Papa Don’t Preach

Here’s another mess that won’t be edited until tomorrow.

I spent more than seven hours working on “Same Trailer, Different Park” today and it still isn’t finished. That’s less a testament to its quality, as you’ll ultimately see for yourselves, than further evidence my brain moves more slowly than a Jacques Rivette film. But maybe it’s a useful reminder — for me more than anyone else who might read this — of my continued desire to find personal meaning and lasting fulfillment in something more than laundry.

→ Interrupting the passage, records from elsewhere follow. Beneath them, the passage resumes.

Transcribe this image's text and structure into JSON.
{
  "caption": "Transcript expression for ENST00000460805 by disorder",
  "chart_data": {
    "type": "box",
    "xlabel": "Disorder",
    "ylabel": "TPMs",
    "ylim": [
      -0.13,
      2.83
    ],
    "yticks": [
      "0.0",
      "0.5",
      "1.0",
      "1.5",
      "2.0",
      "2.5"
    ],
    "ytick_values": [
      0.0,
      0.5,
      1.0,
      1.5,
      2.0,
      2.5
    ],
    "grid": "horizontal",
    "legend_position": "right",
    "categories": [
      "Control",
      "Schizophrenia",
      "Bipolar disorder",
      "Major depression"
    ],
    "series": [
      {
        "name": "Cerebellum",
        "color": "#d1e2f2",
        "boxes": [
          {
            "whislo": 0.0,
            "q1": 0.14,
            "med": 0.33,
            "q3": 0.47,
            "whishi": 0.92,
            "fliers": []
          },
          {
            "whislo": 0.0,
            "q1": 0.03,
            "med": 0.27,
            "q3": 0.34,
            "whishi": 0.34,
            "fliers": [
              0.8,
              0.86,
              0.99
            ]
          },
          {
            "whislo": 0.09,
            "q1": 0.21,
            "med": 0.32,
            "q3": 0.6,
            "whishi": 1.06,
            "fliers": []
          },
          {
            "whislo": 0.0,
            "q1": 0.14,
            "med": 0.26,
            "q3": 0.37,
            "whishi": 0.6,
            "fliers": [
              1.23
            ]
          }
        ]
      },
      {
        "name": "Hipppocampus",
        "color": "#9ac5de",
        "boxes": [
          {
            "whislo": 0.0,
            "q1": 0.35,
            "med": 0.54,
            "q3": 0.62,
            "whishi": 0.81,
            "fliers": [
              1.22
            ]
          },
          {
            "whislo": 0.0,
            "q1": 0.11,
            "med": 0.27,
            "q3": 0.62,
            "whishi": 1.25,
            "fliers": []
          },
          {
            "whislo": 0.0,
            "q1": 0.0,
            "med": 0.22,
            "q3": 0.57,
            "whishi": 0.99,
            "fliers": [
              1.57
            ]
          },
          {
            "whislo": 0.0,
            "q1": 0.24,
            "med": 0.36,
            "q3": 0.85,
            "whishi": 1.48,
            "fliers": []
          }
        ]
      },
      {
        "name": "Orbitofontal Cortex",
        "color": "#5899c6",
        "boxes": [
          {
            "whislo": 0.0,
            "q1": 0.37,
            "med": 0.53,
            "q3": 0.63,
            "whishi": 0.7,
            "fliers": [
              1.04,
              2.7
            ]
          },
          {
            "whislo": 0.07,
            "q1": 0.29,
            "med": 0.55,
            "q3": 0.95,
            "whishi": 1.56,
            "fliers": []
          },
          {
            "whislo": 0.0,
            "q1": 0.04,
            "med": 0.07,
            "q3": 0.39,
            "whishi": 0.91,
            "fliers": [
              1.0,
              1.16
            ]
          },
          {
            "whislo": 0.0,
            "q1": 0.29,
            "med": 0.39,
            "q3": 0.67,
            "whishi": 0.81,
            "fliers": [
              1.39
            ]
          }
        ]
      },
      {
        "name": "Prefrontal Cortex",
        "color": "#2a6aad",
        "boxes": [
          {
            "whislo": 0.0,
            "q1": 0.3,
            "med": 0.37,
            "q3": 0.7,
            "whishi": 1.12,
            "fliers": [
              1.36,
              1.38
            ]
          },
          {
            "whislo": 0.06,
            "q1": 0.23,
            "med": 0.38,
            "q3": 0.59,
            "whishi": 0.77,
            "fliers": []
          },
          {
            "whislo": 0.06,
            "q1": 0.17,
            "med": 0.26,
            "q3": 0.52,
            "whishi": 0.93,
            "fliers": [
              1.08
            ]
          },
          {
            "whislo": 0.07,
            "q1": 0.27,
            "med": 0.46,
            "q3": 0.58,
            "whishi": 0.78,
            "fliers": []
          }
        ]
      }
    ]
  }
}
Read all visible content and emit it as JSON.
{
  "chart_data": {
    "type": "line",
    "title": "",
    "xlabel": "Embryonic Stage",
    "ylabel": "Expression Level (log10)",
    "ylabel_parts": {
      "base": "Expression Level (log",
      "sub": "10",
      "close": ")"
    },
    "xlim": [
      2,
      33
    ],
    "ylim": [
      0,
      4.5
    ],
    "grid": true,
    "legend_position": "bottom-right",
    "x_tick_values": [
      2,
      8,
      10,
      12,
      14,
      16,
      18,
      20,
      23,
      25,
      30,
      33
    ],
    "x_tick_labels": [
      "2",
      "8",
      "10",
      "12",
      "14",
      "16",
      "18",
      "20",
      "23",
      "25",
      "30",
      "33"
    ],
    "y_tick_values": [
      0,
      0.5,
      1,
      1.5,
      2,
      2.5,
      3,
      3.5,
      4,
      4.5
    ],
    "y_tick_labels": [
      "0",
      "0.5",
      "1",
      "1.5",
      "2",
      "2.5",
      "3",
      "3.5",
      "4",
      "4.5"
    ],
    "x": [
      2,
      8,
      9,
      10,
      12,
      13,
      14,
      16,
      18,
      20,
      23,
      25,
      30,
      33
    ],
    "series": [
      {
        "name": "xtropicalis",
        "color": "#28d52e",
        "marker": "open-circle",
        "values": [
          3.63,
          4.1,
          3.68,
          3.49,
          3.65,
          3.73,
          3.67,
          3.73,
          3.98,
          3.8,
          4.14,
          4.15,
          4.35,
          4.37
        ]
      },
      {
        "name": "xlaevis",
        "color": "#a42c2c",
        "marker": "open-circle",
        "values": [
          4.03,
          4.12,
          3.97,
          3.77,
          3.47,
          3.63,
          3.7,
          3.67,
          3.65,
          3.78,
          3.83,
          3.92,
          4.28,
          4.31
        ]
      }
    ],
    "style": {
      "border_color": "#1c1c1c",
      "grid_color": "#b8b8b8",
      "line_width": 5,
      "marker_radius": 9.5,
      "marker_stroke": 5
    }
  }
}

At any rate, during today’s writing and editing I was reminded of a silly incident that’s referenced in a footnote, and since I have nothing else to offer you tonight I’ll share it here in case anyone’s looking to kill some time. It began with this, about Felix:

Girls swooned over his darkly handsome features, favorably comparing him to pinups as disparate as Ricky Martin and Dzhokhar Tsarnaev, and sometimes approached me to nervously ask if he was single.**

Followed by this footnote:

There’s a story I need to tell about the time Felix realized I wasn’t invisible to men, but it’s too long for a footnote.

And here’s the continuation of that:

Not only did Felix have no equivalent experiences as my brother, he was outraged to discover in our early twenties that men were sexually interested in me. He was pushing a broom around our family’s business one afternoon when he saw me interact with a courier.

“When you walked away from that guy, he stared at your ass!” he later reported in disbelief. “Right in front of me! Then you came back and he acted polite.” He’d never been particularly protective of me, or progressive in his attitudes toward women, so I was surprised by his sudden metamorphosis into Betty Friedan.

“Yeah, I know. He asked me out.”

That, too, offended him, and he grumbled “I should’ve kicked his ass.” Not long afterward, our dad walked by and Felix stopped him to rant about it: “This guy was, like, 30, and he stared at [Cranky’s] ass!”

“Men have been doing that since I was 12,” I interjected, which also caught my brother — but not our poor father — off-guard.

In the 25 years since I came out to my parents, my dad has told me almost annually of the relief and jubilation he privately felt each time one of his daughters moseyed out of the closet. His foremost concerns, then and now, were about our safety, namely gay-bashing and his enduring fear that societal prejudice would make our lives much harder than if we were straight. But if there was a silver lining to two-thirds of his daughters being gay, and he insisted there was, it was liberation from worrying about all the vile boys and men we might have otherwise encountered along the way.

How my father, whose younger sister faced considerable harassment, some of it sexual, after coming out as a lesbian, could be so unsophisticated about such matters was beyond me. Lesbians are still women, after all, even if we don’t always meet his exacting beauty standards.* I listen to his Margaret White spiels about how terrible men are, nodding and laughing at the appropriate parts, and don’t puncture his delusions, even now, at 42, by saying “Dad, I hate to tell you this, but being a teenage lesbian didn’t repel creepy men — it just made them creepier.”

He doesn’t need to know that I was 16 the first time a married man unsuccessfully tried to interest me in a threesome with his bicurious wife, or how many times the average lesbian hears “You haven’t been with a real man. I can turn you straight…” in her life.** Nor did I have the heart to shatter another cherished myth that once helped him sleep better at night, by regretfully informing him that young women aren’t that much different than young men — they want the ‘one thing’ guys want, along with our very souls.

* My dad is related by blood and marriage to assorted lesbians who wear makeup, who wear dresses, and who spend way too much time on their hair, but he’ll still tell you with a straight face that all lesbians look like Rosie O’Donnell. As recently as 2019, he told me the CW series Batwoman wasn’t believable because its lead actress, Ruby Rose, was “too pretty” to be a lesbian. Rose was, as I reminded him, openly lesbian, but he’s not the most detail-oriented guy.

** And that was before creepy men started wearing Hot Topic dresses and calling us bigots for not wanting to sleep with them. (Here’s the obligatory disclaimer that there’s nothing inherently creepy about trans women. But there is something creepy — and not even slightly feminine — about bullying, manipulative incels who rail against “genital preference” in their homophobic, misogynist screeds about natal women who don’t want to sleep with natal men. I feel just as strongly about trans men who cry persecution when gay men don’t hit them up on Grindr, though I doubt angry 5’1″ trans guys make gay men feel physically intimidated.)